Kurtis Drummond

No. 23, 40
- Position: Safety

Personal information
- Born: January 29, 1992 (age 33) Masury, Ohio, U.S.
- Height: 6 ft 1 in (1.85 m)
- Weight: 200 lb (91 kg)

Career information
- High school: Hubbard (Hubbard, Ohio)
- College: Michigan State
- NFL draft: 2015: undrafted

Career history
- Houston Texans (2015–2017); San Antonio Commanders (2019);

Awards and highlights
- Big Ten Defensive Back of the Year (2014); 2× First-team All-Big Ten (2013, 2014);

Career NFL statistics
- Total tackles: 34
- Sacks: 1.0
- Forced fumbles: 1
- Stats at Pro Football Reference

= Kurtis Drummond =

American football player (born 1992)

Kurtis Drummond (born January 29, 1992) is an American former professional football player who was a safety for the Houston Texans of the National Football League (NFL). He played college football for the Michigan State Spartans. Drummond played professionally for the Texans as well as the San Antonio Commanders of the Alliance of American Football (AAF).

==Early life==
Drummond attended Hubbard High School in Hubbard, Ohio.

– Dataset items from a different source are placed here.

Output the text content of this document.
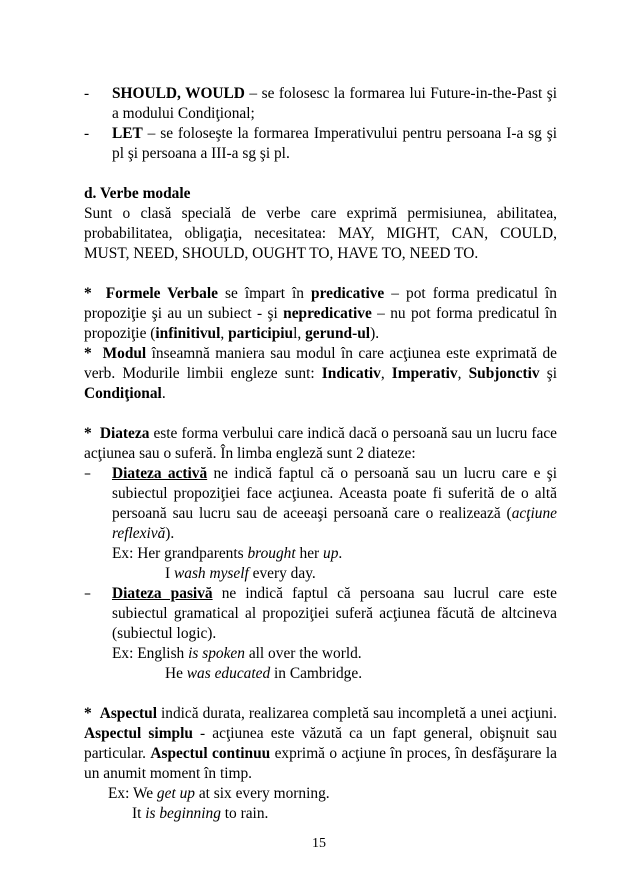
-	SHOULD, WOULD – se folosesc la formarea lui Future-in-the-Past şi a modului Condiţional;

-	LET – se foloseşte la formarea Imperativului pentru persoana I-a sg şi pl şi persoana a III-a sg şi pl.

d. Verbe modale

Sunt o clasă specială de verbe care exprimă permisiunea, abilitatea, probabilitatea, obligaţia, necesitatea: MAY, MIGHT, CAN, COULD, MUST, NEED, SHOULD, OUGHT TO, HAVE TO, NEED TO.

* Formele Verbale se împart în predicative – pot forma predicatul în propoziţie şi au un subiect - şi nepredicative – nu pot forma predicatul în propoziţie (infinitivul, participiul, gerund-ul).

* Modul înseamnă maniera sau modul în care acţiunea este exprimată de verb. Modurile limbii engleze sunt: Indicativ, Imperativ, Subjonctiv şi Condiţional.

* Diateza este forma verbului care indică dacă o persoană sau un lucru face acţiunea sau o suferă. În limba engleză sunt 2 diateze:

–	Diateza activă ne indică faptul că o persoană sau un lucru care e şi subiectul propoziţiei face acţiunea. Aceasta poate fi suferită de o altă persoană sau lucru sau de aceeaşi persoană care o realizează (acţiune reflexivă).

Ex: Her grandparents brought her up.

I wash myself every day.

–	Diateza pasivă ne indică faptul că persoana sau lucrul care este subiectul gramatical al propoziţiei suferă acţiunea făcută de altcineva (subiectul logic).

Ex: English is spoken all over the world.

He was educated in Cambridge.

* Aspectul indică durata, realizarea completă sau incompletă a unei acţiuni. Aspectul simplu - acţiunea este văzută ca un fapt general, obişnuit sau particular. Aspectul continuu exprimă o acţiune în proces, în desfăşurare la un anumit moment în timp.

Ex: We get up at six every morning.

It is beginning to rain.

15
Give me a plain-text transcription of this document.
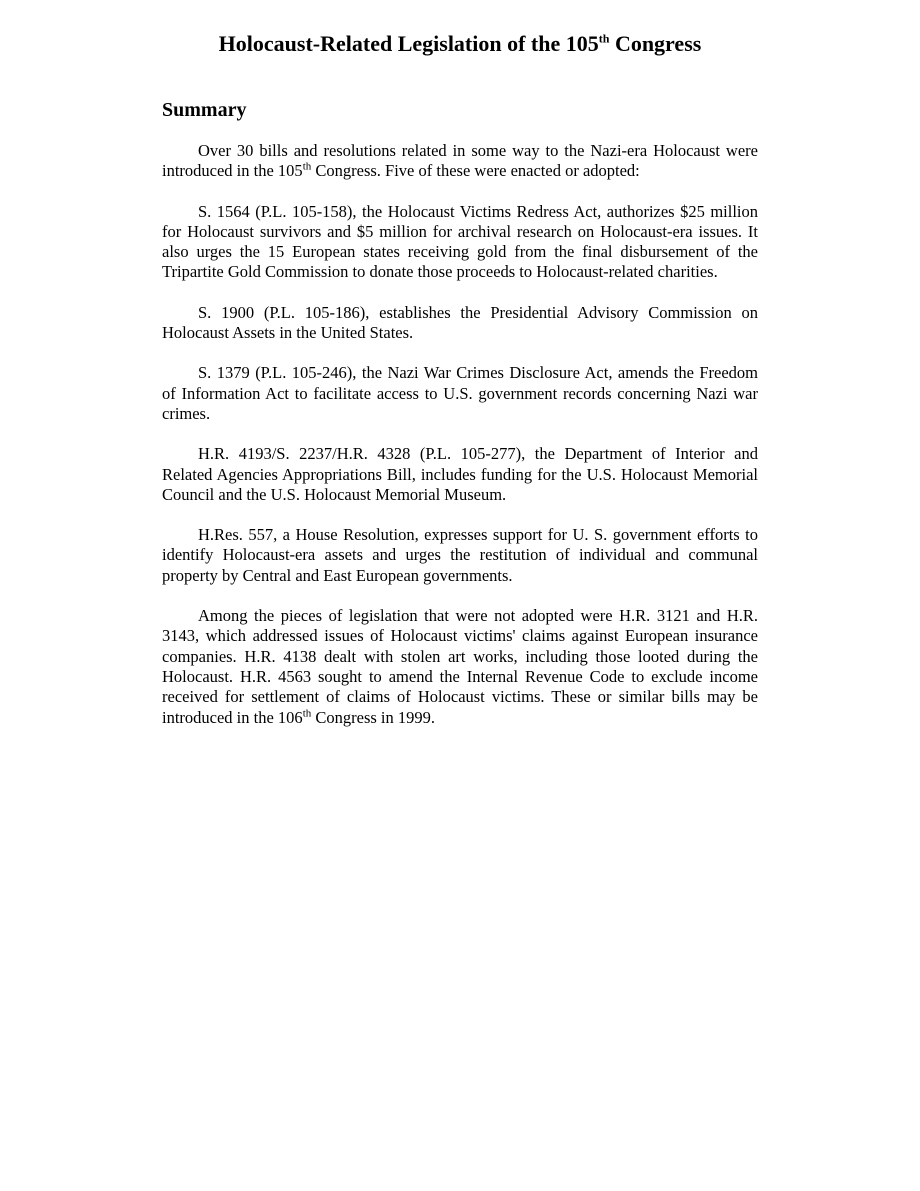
Holocaust-Related Legislation of the 105th Congress
Summary

Over 30 bills and resolutions related in some way to the Nazi-era Holocaust were introduced in the 105th Congress. Five of these were enacted or adopted:

S. 1564 (P.L. 105-158), the Holocaust Victims Redress Act, authorizes $25 million for Holocaust survivors and $5 million for archival research on Holocaust-era issues. It also urges the 15 European states receiving gold from the final disbursement of the Tripartite Gold Commission to donate those proceeds to Holocaust-related charities.

S. 1900 (P.L. 105-186), establishes the Presidential Advisory Commission on Holocaust Assets in the United States.

S. 1379 (P.L. 105-246), the Nazi War Crimes Disclosure Act, amends the Freedom of Information Act to facilitate access to U.S. government records concerning Nazi war crimes.

H.R. 4193/S. 2237/H.R. 4328 (P.L. 105-277), the Department of Interior and Related Agencies Appropriations Bill, includes funding for the U.S. Holocaust Memorial Council and the U.S. Holocaust Memorial Museum.

H.Res. 557, a House Resolution, expresses support for U. S. government efforts to identify Holocaust-era assets and urges the restitution of individual and communal property by Central and East European governments.

Among the pieces of legislation that were not adopted were H.R. 3121 and H.R. 3143, which addressed issues of Holocaust victims' claims against European insurance companies. H.R. 4138 dealt with stolen art works, including those looted during the Holocaust. H.R. 4563 sought to amend the Internal Revenue Code to exclude income received for settlement of claims of Holocaust victims. These or similar bills may be introduced in the 106th Congress in 1999.
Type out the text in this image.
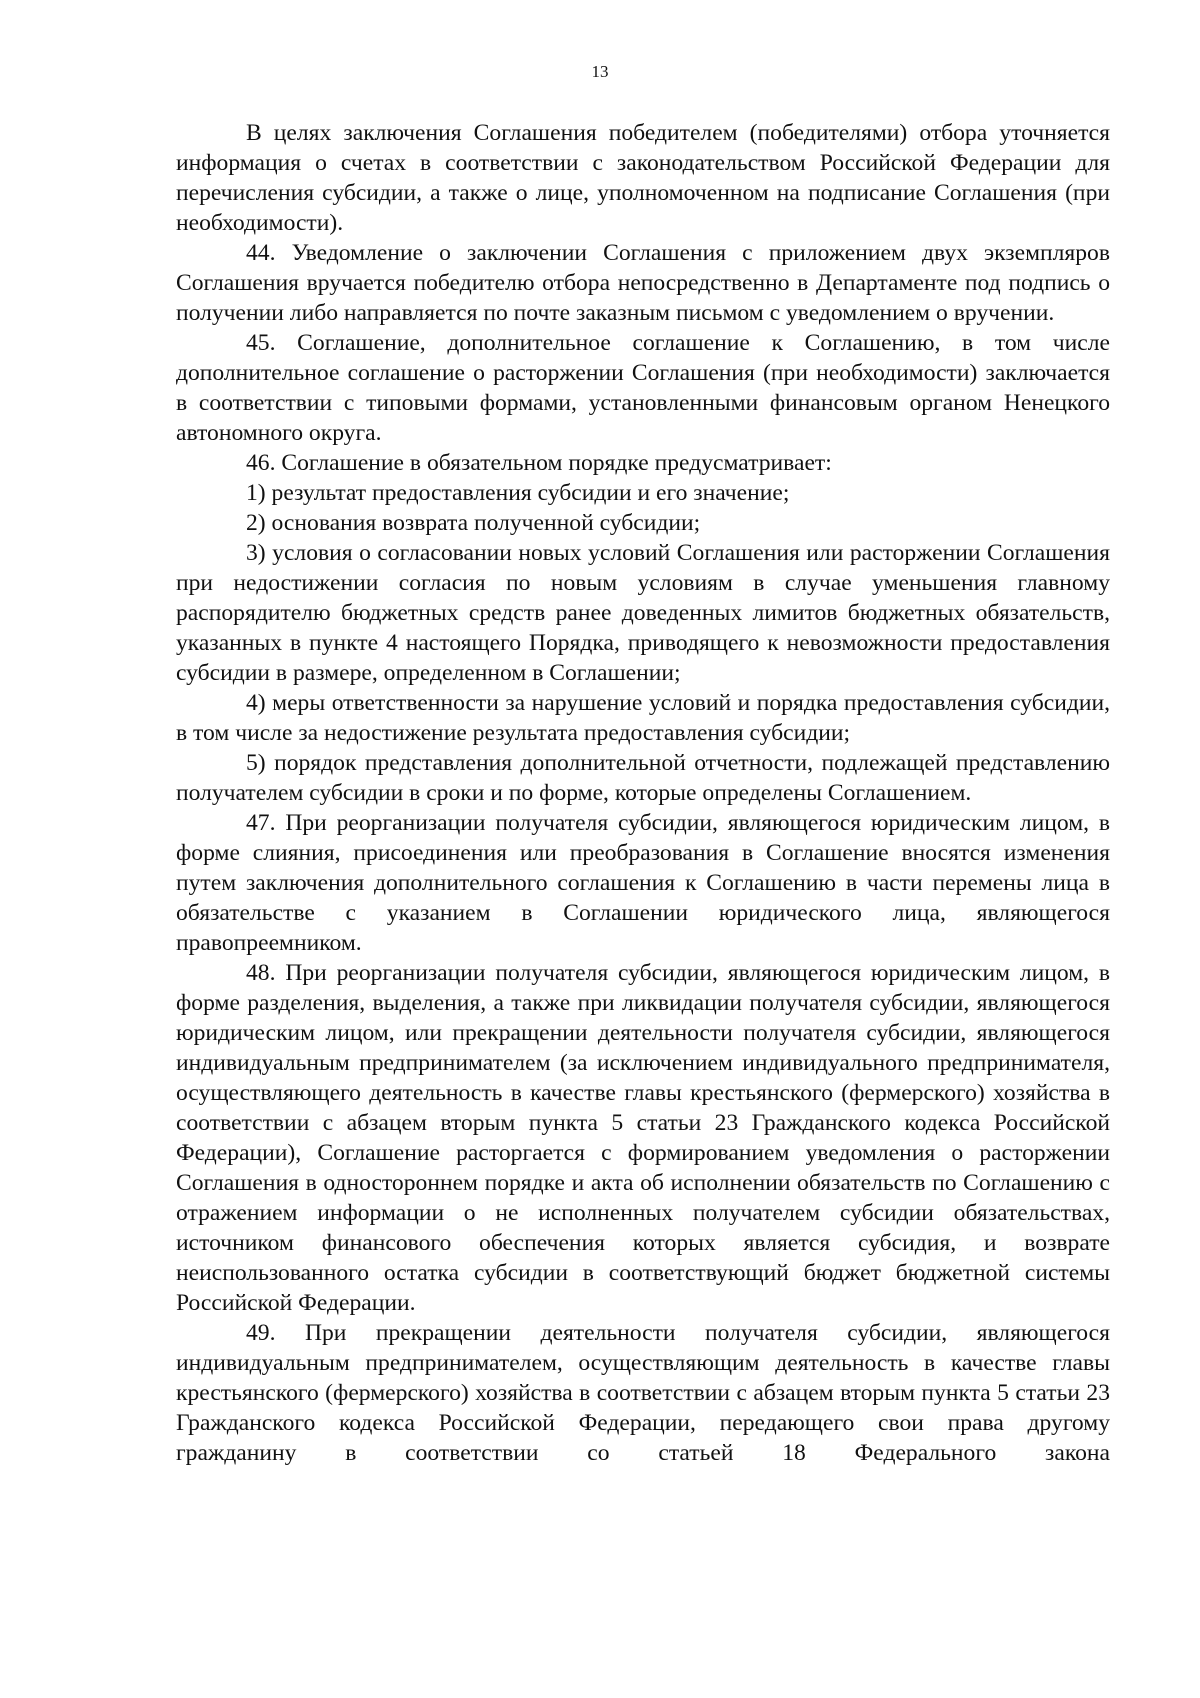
13

В целях заключения Соглашения победителем (победителями) отбора уточняется информация о счетах в соответствии с законодательством Российской Федерации для перечисления субсидии, а также о лице, уполномоченном на подписание Соглашения (при необходимости).

44. Уведомление о заключении Соглашения с приложением двух экземпляров Соглашения вручается победителю отбора непосредственно в Департаменте под подпись о получении либо направляется по почте заказным письмом с уведомлением о вручении.

45. Соглашение, дополнительное соглашение к Соглашению, в том числе дополнительное соглашение о расторжении Соглашения (при необходимости) заключается в соответствии с типовыми формами, установленными финансовым органом Ненецкого автономного округа.

46. Соглашение в обязательном порядке предусматривает:

1) результат предоставления субсидии и его значение;

2) основания возврата полученной субсидии;

3) условия о согласовании новых условий Соглашения или расторжении Соглашения при недостижении согласия по новым условиям в случае уменьшения главному распорядителю бюджетных средств ранее доведенных лимитов бюджетных обязательств, указанных в пункте 4 настоящего Порядка, приводящего к невозможности предоставления субсидии в размере, определенном в Соглашении;

4) меры ответственности за нарушение условий и порядка предоставления субсидии, в том числе за недостижение результата предоставления субсидии;

5) порядок представления дополнительной отчетности, подлежащей представлению получателем субсидии в сроки и по форме, которые определены Соглашением.

47. При реорганизации получателя субсидии, являющегося юридическим лицом, в форме слияния, присоединения или преобразования в Соглашение вносятся изменения путем заключения дополнительного соглашения к Соглашению в части перемены лица в обязательстве с указанием в Соглашении юридического лица, являющегося правопреемником.

48. При реорганизации получателя субсидии, являющегося юридическим лицом, в форме разделения, выделения, а также при ликвидации получателя субсидии, являющегося юридическим лицом, или прекращении деятельности получателя субсидии, являющегося индивидуальным предпринимателем (за исключением индивидуального предпринимателя, осуществляющего деятельность в качестве главы крестьянского (фермерского) хозяйства в соответствии с абзацем вторым пункта 5 статьи 23 Гражданского кодекса Российской Федерации), Соглашение расторгается с формированием уведомления о расторжении Соглашения в одностороннем порядке и акта об исполнении обязательств по Соглашению с отражением информации о не исполненных получателем субсидии обязательствах, источником финансового обеспечения которых является субсидия, и возврате неиспользованного остатка субсидии в соответствующий бюджет бюджетной системы Российской Федерации.

49. При прекращении деятельности получателя субсидии, являющегося индивидуальным предпринимателем, осуществляющим деятельность в качестве главы крестьянского (фермерского) хозяйства в соответствии с абзацем вторым пункта 5 статьи 23 Гражданского кодекса Российской Федерации, передающего свои права другому гражданину в соответствии со статьей 18 Федерального закона
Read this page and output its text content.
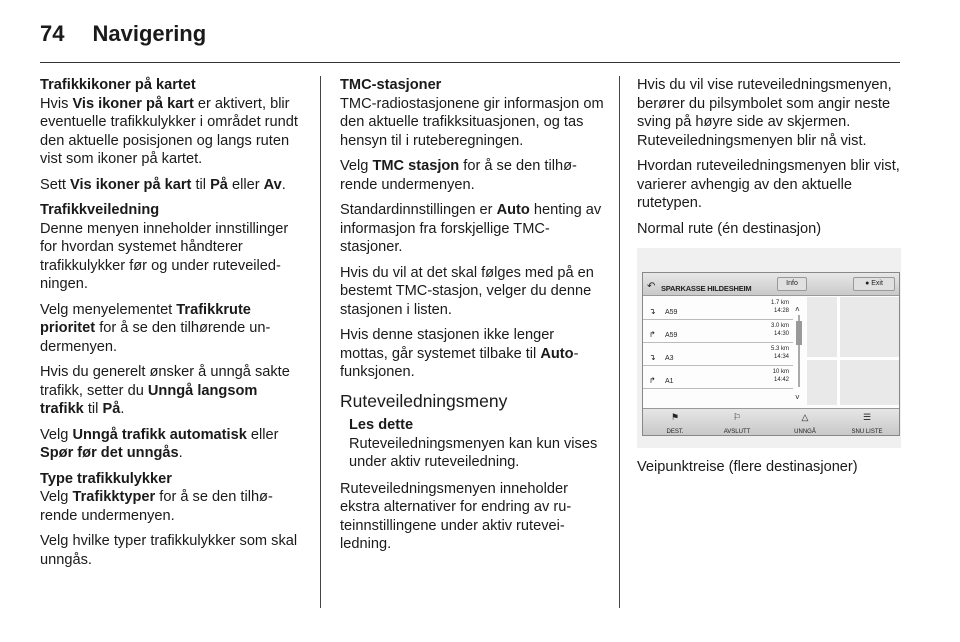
74 Navigering
Trafikkikoner på kartet

Hvis Vis ikoner på kart er aktivert, blir eventuelle trafikkulykker i området rundt den aktuelle posisjonen og langs ruten vist som ikoner på kartet.

Sett Vis ikoner på kart til På eller Av.

Trafikkveiledning

Denne menyen inneholder innstillinger for hvordan systemet håndterer trafikkulykker før og under ruteveiledningen.

Velg menyelementet Trafikkrute prioritet for å se den tilhørende undermenyen.

Hvis du generelt ønsker å unngå sakte trafikk, setter du Unngå langsom trafikk til På.

Velg Unngå trafikk automatisk eller Spør før det unngås.

Type trafikkulykker

Velg Trafikktyper for å se den tilhørende undermenyen.

Velg hvilke typer trafikkulykker som skal unngås.

TMC-stasjoner

TMC-radiostasjonene gir informasjon om den aktuelle trafikksituasjonen, og tas hensyn til i ruteberegningen.

Velg TMC stasjon for å se den tilhørende undermenyen.

Standardinnstillingen er Auto henting av informasjon fra forskjellige TMC-stasjoner.

Hvis du vil at det skal følges med på en bestemt TMC-stasjon, velger du denne stasjonen i listen.

Hvis denne stasjonen ikke lenger mottas, går systemet tilbake til Auto-funksjonen.

Ruteveiledningsmeny
Les dette
Ruteveiledningsmenyen kan kun vises under aktiv ruteveiledning.

Ruteveiledningsmenyen inneholder ekstra alternativer for endring av ruteinnstillingene under aktiv ruteveiledning.

Hvis du vil vise ruteveiledningsmenyen, berører du pilsymbolet som angir neste sving på høyre side av skjermen. Ruteveiledningsmenyen blir nå vist.

Hvordan ruteveiledningsmenyen blir vist, varierer avhengig av den aktuelle rutetypen.

Normal rute (én destinasjon)

↶ SPARKASSE HILDESHEIM
Info	● Exit
↴ A59
1.7 km
14:28
↱ A59
3.0 km
14:30
↴ A3
5.3 km
14:34
↱ A1
10 km
14:42
˄
˅
⚑
DEST.
⚐
AVSLUTT
△
UNNGÅ
☰
SNU LISTE

Veipunktreise (flere destinasjoner)
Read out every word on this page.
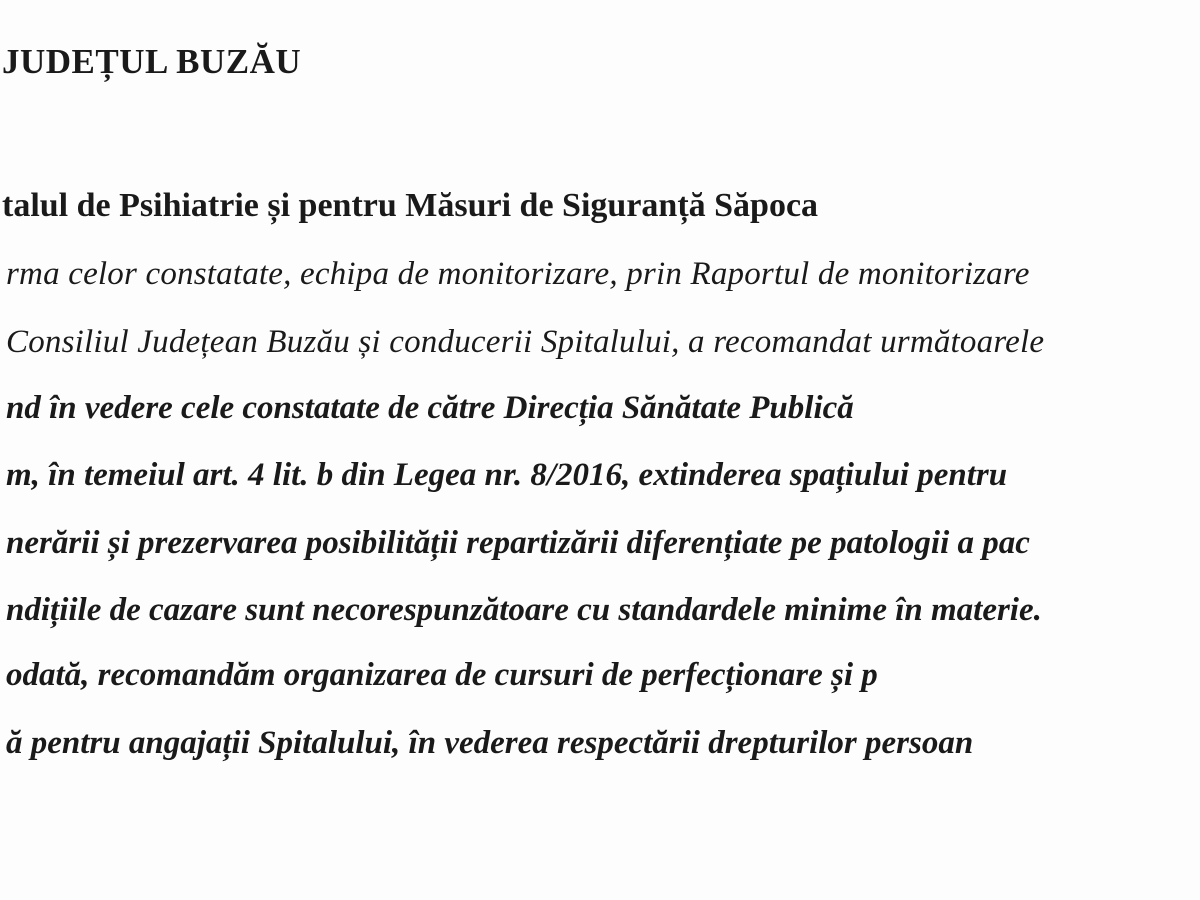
JUDEȚUL BUZĂU
talul de Psihiatrie și pentru Măsuri de Siguranță Săpoca
rma celor constatate, echipa de monitorizare, prin Raportul de monitorizare
Consiliul Județean Buzău și conducerii Spitalului, a recomandat următoarele
nd în vedere cele constatate de către Direcția Sănătate Publică
m, în temeiul art. 4 lit. b din Legea nr. 8/2016, extinderea spațiului pentru
nerării și prezervarea posibilității repartizării diferențiate pe patologii a pac
ndițiile de cazare sunt necorespunzătoare cu standardele minime în materie.
odată, recomandăm organizarea de cursuri de perfecționare și p
ă pentru angajații Spitalului, în vederea respectării drepturilor persoan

Considered a three-star recruit by ESPN.com, Drummond was listed as the No. 84 athlete in the nation in 2010. He committed to play college football at Michigan State University in October 2009.

==College career==
Drummond was redshirted as a freshman in 2010 after tearing his labrum. Drummond played in 12 games as a backup to Trenton Robinson as a redshirt freshman in 2011. He finished the season with 17 tackles and two interceptions. As a sophomore in 2012 Drummond played in 12 games with seven starts. He recorded 53 tackles and two interceptions. Drummond was a first-team All-Big Ten selection as a junior in 2013 after recording 91 tackles and four interceptions. He again was first-team All-Big Ten as a senior after recording 72 tackles and four interceptions. He was also named a first-team All-American by the Football Writers Association of America (FWAA).

==Professional career==

Pre-draft measurables
| Height | Weight | Arm length | Hand span | 40-yard dash | 10-yard split | 20-yard split | 20-yard shuttle | Three-cone drill | Vertical jump | Broad jump | Bench press |
| 6 ft 1 in (1.85 m) | 208 lb (94 kg) | 32+1⁄4 in (0.82 m) | 10+3⁄8 in (0.26 m) | 4.65 s | 1.59 s | 2.67 s | 4.33 s | 7.09 s | 39 in (0.99 m) | 9 ft 11 in (3.02 m) | 22 reps |
All values from NFL Combine

=== Houston Texans ===
Drummond was signed by the Houston Texans as an undrafted free agent on May 8, 2015. He was waived on September 5, 2017 and was re-signed to the practice squad. He was promoted to the active roster on October 27, 2015. He appeared in 9 games and made 14 tackles, primarily playing on special teams.

On August 30, 2016, Drummond was placed on injured reserve.

On October 4, 2017, Drummond was waived by the Texans and was re-signed to the practice squad. He was promoted back to the active roster on October 14, 2017.

On September 2, 2018, Drummond was waived by the Texans.

=== San Antonio Commanders ===
On January 4, 2019, Drummond signed with the San Antonio Commanders of the AAF. The league ceased operations in April 2019.

In 2019, Drummond was selected by the Dallas Renegades of the XFL in the second round of his position group in the 2020 XFL draft.